Проходит некоторое время. Вспыхивает свет. Это пришел помощник инспектора, или, как его называют семинаристы, рачитель. Слово «рачитель» означает «блюститель», и бурсаки окрестили так своего ближайшего и наинеприятнейшего начальника потому, что он блюдец семинарский порядок, а вернее, отравляет им жизнь.
Рачителей трое. Они дежурят по двое суток, а остальное время живут в Москве. У каждого рачителя свой метод.
Долговязый Николай Петрович, Дон-Кихот, – надоедливый мужчина, стремящийся не отступать ни на йоту от буквы казенного устава и семинарских традиций. Но Дон-Кихота легко провести. Он доверчив и наивен. Бурсаки это знают и стараются делать вид, что трепещут перед ним и немедленно выполняют его распоряжения.
Появляется Дон-Кихот в спальне ровно в семь. Сразу включает все лампы и кричит:
– Подъем! Вставайте, братия!
А «братии», ух, как не хочется вставать с теплой постели. Братия знает, что до молитвы и завтрака остается целый час, за который десять раз можно успеть подняться, убрать свою постель, умыться и привести себя в порядок. Значит, можно еще поспать или понежиться в постели. Но Дон-Кихот неумолим. Он подойдет к каждому, потрогает его за плечо, расшевелит, наставит спустить ноги на пол.
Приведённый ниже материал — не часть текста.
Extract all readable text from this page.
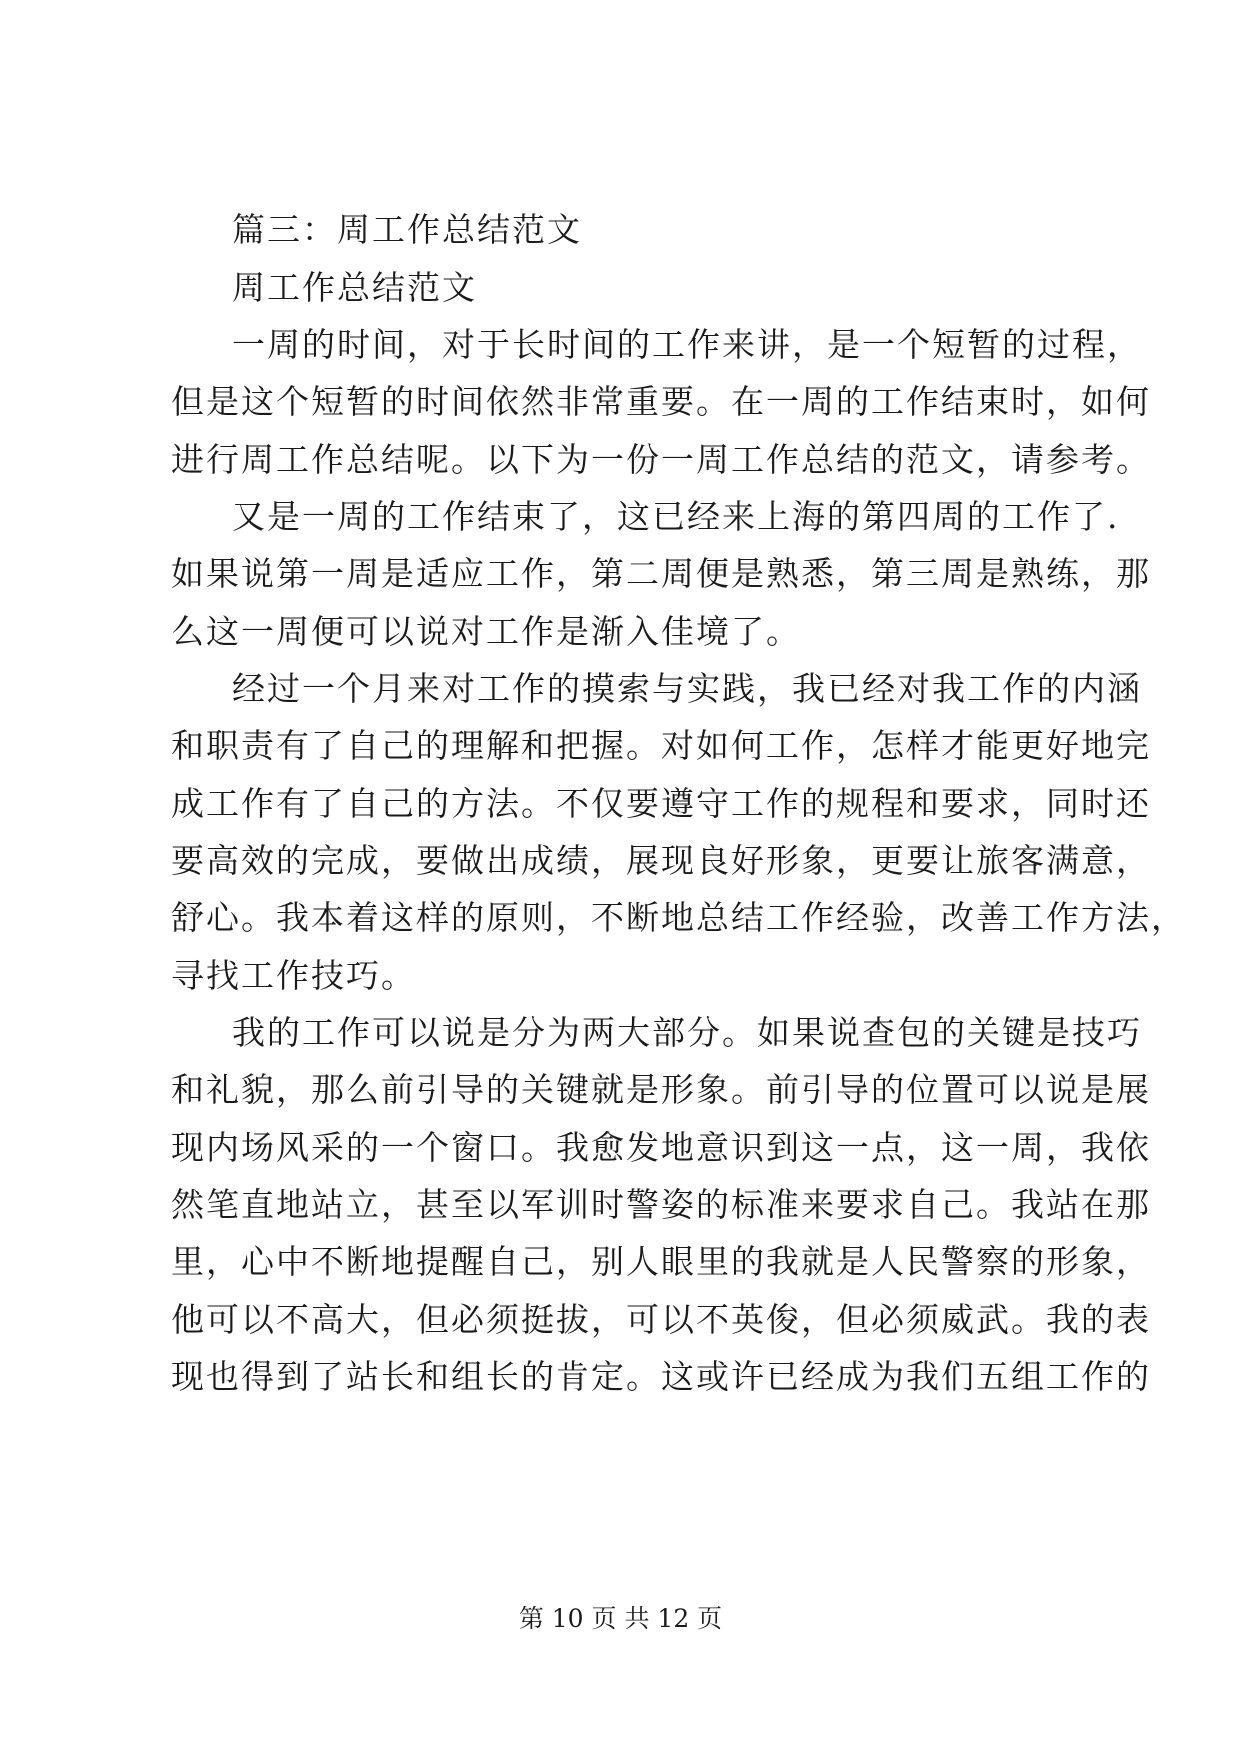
篇三：周工作总结范文
周工作总结范文
一周的时间，对于长时间的工作来讲，是一个短暂的过程，
但是这个短暂的时间依然非常重要。在一周的工作结束时，如何
进行周工作总结呢。以下为一份一周工作总结的范文，请参考。
又是一周的工作结束了，这已经来上海的第四周的工作了.
如果说第一周是适应工作，第二周便是熟悉，第三周是熟练，那
么这一周便可以说对工作是渐入佳境了。
经过一个月来对工作的摸索与实践，我已经对我工作的内涵
和职责有了自己的理解和把握。对如何工作，怎样才能更好地完
成工作有了自己的方法。不仅要遵守工作的规程和要求，同时还
要高效的完成，要做出成绩，展现良好形象，更要让旅客满意，
舒心。我本着这样的原则，不断地总结工作经验，改善工作方法，
寻找工作技巧。
我的工作可以说是分为两大部分。如果说查包的关键是技巧
和礼貌，那么前引导的关键就是形象。前引导的位置可以说是展
现内场风采的一个窗口。我愈发地意识到这一点，这一周，我依
然笔直地站立，甚至以军训时警姿的标准来要求自己。我站在那
里，心中不断地提醒自己，别人眼里的我就是人民警察的形象，
他可以不高大，但必须挺拔，可以不英俊，但必须威武。我的表
现也得到了站长和组长的肯定。这或许已经成为我们五组工作的
第 10 页 共 12 页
Бурсаки знают, что на попечении Дон-Кихота не одна, а целых двенадцать спален. Он должен обойти все. Поэтому они делают вид, что начинают вставать, но стоит только рачителю удалиться, как немедленно гасится свет и бурсаки укладываются досыпать.
Это вызывает ярость и неистовство Дон-Кихота, когда он появляется снова минут через пятнадцать, видит тьму кромешную и слышит дружный храп будущих пастырей.
Другой рачитель – толстенький, круглый как мячик Алексей Анатольевич. Он не сразу после звонка заходит в спальни, а войдя, не зажигает свет, не тормошит семинаристов, но вкрадчивым голосом произносит:
– Доброе утро, братия! Пора вставать!
Постояв некоторое время и убедившись, что большинство ребят проснулось, тихо удаляется.
Третий помощник инспектора – Николай Иванович. Он заходит через полчасика после звонка и просит бурсаков ласково:
– Вставайте, ребятушки, вставайте! Пора, пора уже на молитву!
Он прекрасно понимает, что молитву и особенно завтрак никто не проспит и незачем напрасно нудеть над ухом сонных бурсаков: они не прощают тем, кто тревожит их сон. Только во сне бурсак принадлежит себе, отдыхает от дневных невзгод и хочет, чтобы блаженное время ночи продолжалось как можно дольше.
Половина восьмого. Бурсаки понемногу начинают подниматься, не спеша одеваются, идут бриться и умываться в холодный и грязный туалет.
Восемь часов. Снова звенит звонок, сзывая воспитанников на утреннюю молитву и трапезу. Молитва обязательна. Молиться следует не тогда, когда душа этого хочет, а строго по предписанию и под надзором начальства.
Заспанные семинаристы шествуют в столовую. Она быстро заполняется. Впереди стоит дежурный священник, а рядом с ним – дежурный студент-регент и очередной чтец молитв. Помощник инспектора возглашает:
– Прошу встать на молитву!
Это сигнал. Священник начинает утреннюю молитву:
– Благословен бог наш всегда, ныне и присно и во веки веков!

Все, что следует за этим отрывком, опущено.